The plastic forms a barrier that the weevil cannot penetrate either from the ground up or from the tree to the soil, researchers said, and disrupts the pest’s life cycle.
But after several years, Sétamou and others on the project realized that with field work, irrigation of the trees and washing rains, soil would become deposited on top of the plastic mesh layers. That led the team to try planting citrus trees on raised beds of soil and then covering the beds with plastic mesh.
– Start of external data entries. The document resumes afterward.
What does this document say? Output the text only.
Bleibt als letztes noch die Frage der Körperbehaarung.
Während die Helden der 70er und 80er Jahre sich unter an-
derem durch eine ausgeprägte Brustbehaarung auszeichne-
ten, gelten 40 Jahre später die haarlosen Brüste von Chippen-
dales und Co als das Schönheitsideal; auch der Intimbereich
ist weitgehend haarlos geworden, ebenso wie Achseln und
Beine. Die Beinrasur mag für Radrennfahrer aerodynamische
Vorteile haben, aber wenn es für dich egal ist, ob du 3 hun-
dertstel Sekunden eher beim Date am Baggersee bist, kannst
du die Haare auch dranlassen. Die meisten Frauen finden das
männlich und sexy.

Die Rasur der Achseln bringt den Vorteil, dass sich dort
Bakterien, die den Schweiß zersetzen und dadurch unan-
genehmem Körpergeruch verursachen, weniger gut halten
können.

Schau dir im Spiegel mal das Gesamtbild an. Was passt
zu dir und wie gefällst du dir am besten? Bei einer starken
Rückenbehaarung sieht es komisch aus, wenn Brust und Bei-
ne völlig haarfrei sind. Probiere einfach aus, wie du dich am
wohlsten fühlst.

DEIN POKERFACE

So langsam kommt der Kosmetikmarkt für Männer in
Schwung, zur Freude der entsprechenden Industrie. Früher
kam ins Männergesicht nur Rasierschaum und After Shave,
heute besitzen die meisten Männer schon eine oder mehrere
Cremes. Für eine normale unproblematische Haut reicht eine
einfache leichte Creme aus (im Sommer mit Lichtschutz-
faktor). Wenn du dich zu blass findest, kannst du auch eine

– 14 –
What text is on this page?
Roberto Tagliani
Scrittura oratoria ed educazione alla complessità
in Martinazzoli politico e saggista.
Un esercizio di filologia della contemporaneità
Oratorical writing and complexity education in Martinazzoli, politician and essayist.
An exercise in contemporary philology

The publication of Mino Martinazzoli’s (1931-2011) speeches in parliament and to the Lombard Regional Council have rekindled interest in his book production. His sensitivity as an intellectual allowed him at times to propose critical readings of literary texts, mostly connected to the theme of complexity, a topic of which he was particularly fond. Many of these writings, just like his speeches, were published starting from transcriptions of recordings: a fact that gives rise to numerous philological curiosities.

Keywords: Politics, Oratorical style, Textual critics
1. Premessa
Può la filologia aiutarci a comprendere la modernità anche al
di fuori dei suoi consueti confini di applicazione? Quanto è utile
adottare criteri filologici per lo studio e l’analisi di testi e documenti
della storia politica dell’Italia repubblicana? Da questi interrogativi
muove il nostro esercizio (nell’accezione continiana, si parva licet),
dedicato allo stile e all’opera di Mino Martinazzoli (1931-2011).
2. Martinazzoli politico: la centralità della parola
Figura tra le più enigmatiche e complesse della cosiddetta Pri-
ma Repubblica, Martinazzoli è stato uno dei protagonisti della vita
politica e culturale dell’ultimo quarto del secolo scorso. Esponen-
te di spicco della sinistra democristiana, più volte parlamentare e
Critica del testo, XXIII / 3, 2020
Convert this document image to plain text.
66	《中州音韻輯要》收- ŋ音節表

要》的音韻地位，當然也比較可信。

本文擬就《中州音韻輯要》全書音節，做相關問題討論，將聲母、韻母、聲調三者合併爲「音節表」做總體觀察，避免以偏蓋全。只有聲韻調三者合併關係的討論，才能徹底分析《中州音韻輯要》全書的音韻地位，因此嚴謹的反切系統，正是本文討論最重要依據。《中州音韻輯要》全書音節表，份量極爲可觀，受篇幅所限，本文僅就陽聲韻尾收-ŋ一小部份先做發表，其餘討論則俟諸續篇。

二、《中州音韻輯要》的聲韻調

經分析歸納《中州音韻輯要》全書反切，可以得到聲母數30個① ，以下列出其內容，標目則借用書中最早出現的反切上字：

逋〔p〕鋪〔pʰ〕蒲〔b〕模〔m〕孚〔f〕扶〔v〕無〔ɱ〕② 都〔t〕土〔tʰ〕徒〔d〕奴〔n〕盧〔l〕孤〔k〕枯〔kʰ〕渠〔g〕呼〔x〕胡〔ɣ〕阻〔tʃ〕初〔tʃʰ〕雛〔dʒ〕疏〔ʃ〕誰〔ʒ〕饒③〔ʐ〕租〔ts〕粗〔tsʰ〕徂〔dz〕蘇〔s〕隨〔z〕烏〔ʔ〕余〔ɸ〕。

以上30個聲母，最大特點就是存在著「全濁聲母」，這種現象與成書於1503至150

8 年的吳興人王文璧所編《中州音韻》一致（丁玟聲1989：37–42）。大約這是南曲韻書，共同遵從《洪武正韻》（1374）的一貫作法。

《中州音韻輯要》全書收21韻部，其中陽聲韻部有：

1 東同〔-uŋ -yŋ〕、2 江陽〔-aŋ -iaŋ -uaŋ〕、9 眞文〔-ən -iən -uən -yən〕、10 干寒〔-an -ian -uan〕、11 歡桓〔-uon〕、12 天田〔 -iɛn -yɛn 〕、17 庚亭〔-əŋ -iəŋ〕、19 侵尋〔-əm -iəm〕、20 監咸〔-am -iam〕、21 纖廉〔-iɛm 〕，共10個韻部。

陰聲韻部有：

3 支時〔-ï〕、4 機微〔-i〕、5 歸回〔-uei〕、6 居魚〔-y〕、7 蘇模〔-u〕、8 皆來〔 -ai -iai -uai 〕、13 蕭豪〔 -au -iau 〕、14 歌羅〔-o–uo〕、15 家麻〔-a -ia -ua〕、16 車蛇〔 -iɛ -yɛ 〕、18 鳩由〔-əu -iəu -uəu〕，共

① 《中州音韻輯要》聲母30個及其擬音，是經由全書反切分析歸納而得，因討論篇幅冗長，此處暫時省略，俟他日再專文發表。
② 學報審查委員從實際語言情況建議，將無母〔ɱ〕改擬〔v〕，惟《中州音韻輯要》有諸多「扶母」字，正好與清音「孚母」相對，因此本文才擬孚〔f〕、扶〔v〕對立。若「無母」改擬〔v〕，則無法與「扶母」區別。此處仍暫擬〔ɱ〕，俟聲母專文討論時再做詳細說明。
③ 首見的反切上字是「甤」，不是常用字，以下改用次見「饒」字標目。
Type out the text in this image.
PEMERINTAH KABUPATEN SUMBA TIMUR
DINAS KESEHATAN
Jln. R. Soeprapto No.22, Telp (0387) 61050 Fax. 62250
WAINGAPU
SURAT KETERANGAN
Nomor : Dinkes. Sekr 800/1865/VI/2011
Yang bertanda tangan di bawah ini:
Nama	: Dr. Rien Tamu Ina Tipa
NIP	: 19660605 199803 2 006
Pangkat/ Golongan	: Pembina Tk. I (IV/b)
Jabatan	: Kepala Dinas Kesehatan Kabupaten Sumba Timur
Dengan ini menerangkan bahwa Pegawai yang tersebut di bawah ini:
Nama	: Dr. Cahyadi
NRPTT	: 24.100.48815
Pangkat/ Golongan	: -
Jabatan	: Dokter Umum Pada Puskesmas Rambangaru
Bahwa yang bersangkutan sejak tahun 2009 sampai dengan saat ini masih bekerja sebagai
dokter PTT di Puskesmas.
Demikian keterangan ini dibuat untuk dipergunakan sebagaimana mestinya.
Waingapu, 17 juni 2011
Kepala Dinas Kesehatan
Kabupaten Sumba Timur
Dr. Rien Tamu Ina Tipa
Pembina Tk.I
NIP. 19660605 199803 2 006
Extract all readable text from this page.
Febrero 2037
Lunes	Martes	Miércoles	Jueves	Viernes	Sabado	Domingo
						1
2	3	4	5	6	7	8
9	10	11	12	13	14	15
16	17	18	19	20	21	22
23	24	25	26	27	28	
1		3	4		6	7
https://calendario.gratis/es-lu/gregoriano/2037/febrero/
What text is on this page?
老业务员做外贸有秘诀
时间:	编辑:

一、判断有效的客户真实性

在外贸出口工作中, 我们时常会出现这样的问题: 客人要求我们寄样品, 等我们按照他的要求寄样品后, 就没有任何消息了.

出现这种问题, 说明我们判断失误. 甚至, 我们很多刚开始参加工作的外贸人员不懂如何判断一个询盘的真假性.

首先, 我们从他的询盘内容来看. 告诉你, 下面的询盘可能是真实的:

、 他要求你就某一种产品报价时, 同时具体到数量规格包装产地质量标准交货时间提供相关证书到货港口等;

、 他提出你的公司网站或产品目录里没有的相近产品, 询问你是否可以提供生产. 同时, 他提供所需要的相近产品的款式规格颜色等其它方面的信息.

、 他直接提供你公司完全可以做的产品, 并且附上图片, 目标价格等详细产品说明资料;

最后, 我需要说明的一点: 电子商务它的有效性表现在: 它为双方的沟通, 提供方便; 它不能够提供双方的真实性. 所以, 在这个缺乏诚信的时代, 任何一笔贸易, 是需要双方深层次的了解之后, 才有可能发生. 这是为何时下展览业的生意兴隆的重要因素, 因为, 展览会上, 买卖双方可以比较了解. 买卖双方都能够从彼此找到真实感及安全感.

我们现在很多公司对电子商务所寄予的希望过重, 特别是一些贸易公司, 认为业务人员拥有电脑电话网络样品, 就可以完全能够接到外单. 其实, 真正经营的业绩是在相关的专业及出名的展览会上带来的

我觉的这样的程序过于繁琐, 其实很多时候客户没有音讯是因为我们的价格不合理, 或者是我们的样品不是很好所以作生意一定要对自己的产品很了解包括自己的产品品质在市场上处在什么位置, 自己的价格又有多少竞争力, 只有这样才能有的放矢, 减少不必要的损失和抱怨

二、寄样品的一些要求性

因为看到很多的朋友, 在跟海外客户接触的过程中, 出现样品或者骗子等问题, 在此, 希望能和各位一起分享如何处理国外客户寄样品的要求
This design has proven effective in stopping Diaprepes root weevils and preventing soil accumulation to build.
And that might have been the end of the story, but the research team began to notice other benefits after years of watching for the weevils.
Olufemi Alabi, a Texas A&M AgriLife Extension Service plant pathologist in Weslaco, said the planting method also has proven to save the growers money on inputs while yielding more fruit per acre.
“Traditionally, the planting density in the Rio Grande Valley is 121 trees per acre,” said Alabi, who joined the project in 2013. “With the new planting design, growers can easily increase this to 165-218 trees.”
The raised beds are 10-feet wide at the base, slope to 8 feet at the top and are about 18 inches tall, Alabi said. The plastic mesh is applied across the beds in a continuous length from one end of the row to the other.
The configuration has saved irrigation water, Alabi said, because the plastic mesh reduces evaporation from the root zone meaning less water is needed. The method also reduces the need for chemical sprays against the weevils and weeds, which can’t grow through the plastic mesh.